The Yucatan wren (Campylorhynchus yucatanicus) is a species of bird in the family Troglodytidae. It is endemic to Mexico. Its natural habitat is subtropical or tropical dry shrubland, only found on the narrow coastal strip of the northern Yucatán Peninsula. One of the critical habitats of this species is the Petenes mangroves ecoregion of the Yucatan coast. It is threatened by habitat destruction.

==Description==
The adult Yucatan wren is a small species about 18 cm long. The face is whitish with a dark eye-stripe, and the crown is greyish brown. The upper parts are brown streaked with black and white, and the wings are brown and barred with dark brown and white. The tail is black barred with grey, with white tips to some of the outer feathers. The underparts are whitish with a dark cheek stripe and blackish spotting and barring. The juvenile is similar in appearance to the adult but with less contrast between the upper and underparts.

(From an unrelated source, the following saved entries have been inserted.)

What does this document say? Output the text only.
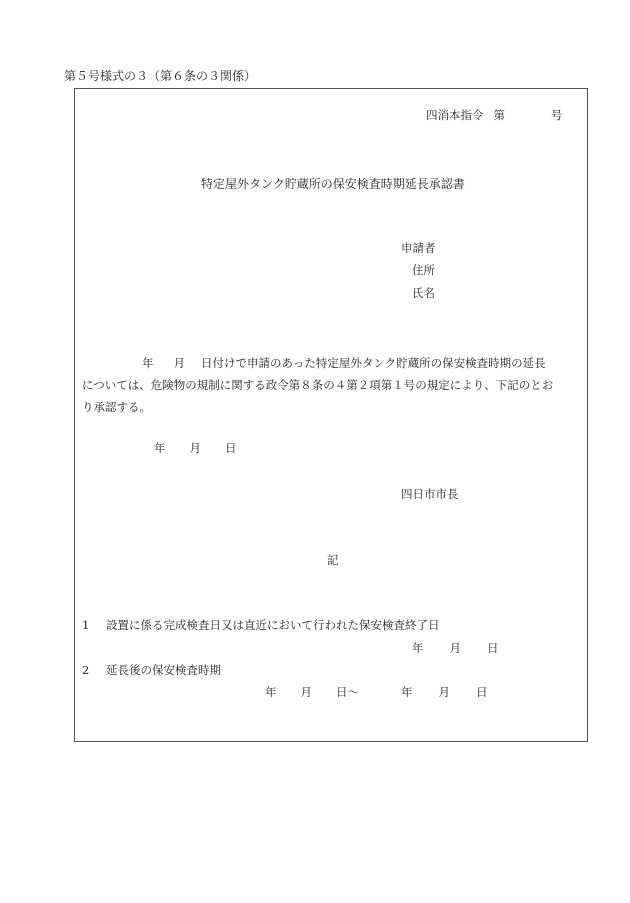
第５号様式の３（第６条の３関係）
四消本指令 第	号
特定屋外タンク貯蔵所の保安検査時期延長承認書
申請者
住所
氏名
年 月 日付けで申請のあった特定屋外タンク貯蔵所の保安検査時期の延長
については、危険物の規制に関する政令第８条の４第２項第１号の規定により、下記のとお
り承認する。
年 月 日
四日市市長
記
1 設置に係る完成検査日又は直近において行われた保安検査終了日
年 月 日
2 延長後の保安検査時期
年 月 日～	年 月 日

==Distribution and habitat==
The Yucatan wren is endemic to a coastal strip of the Yucatan peninsula. It can be found in arid areas with scrub, large cacti, and pastureland edges. Its breeding range is even more restricted to a strip about one kilometre wide, edging the mangrove forests which fringe the coast.

==Ecology==
The Yucatan wren is usually seen in pairs or small family groups and forages among the foliage and on the ground. Its diet is unknown.

The Yucatan wren starts nest-building activities in April, but eggs are laid in June. The nests are globular grass structures with side entrances. They are built a few metres off the ground in coastal scrub and the borders of the black mangrove (Avicennia germinans) forest, which thrives along the region's coasts. Clutch size averages three eggs, and both parents help rear the chicks. A third adult has been observed feeding the chicks occasionally, an example of cooperative breeding.

==Status==
The population of the Yucatan wren is believed to be stable, but its range is small, and the bird is threatened by habitat loss as the area in which it lives is developed for tourism. For these reasons, the International Union for Conservation of Nature has assessed its conservation status as a "near-threatened species". In 2010, SEMARNAT and Norma Oficial Mexicana classified the Yucatan wren as endangered.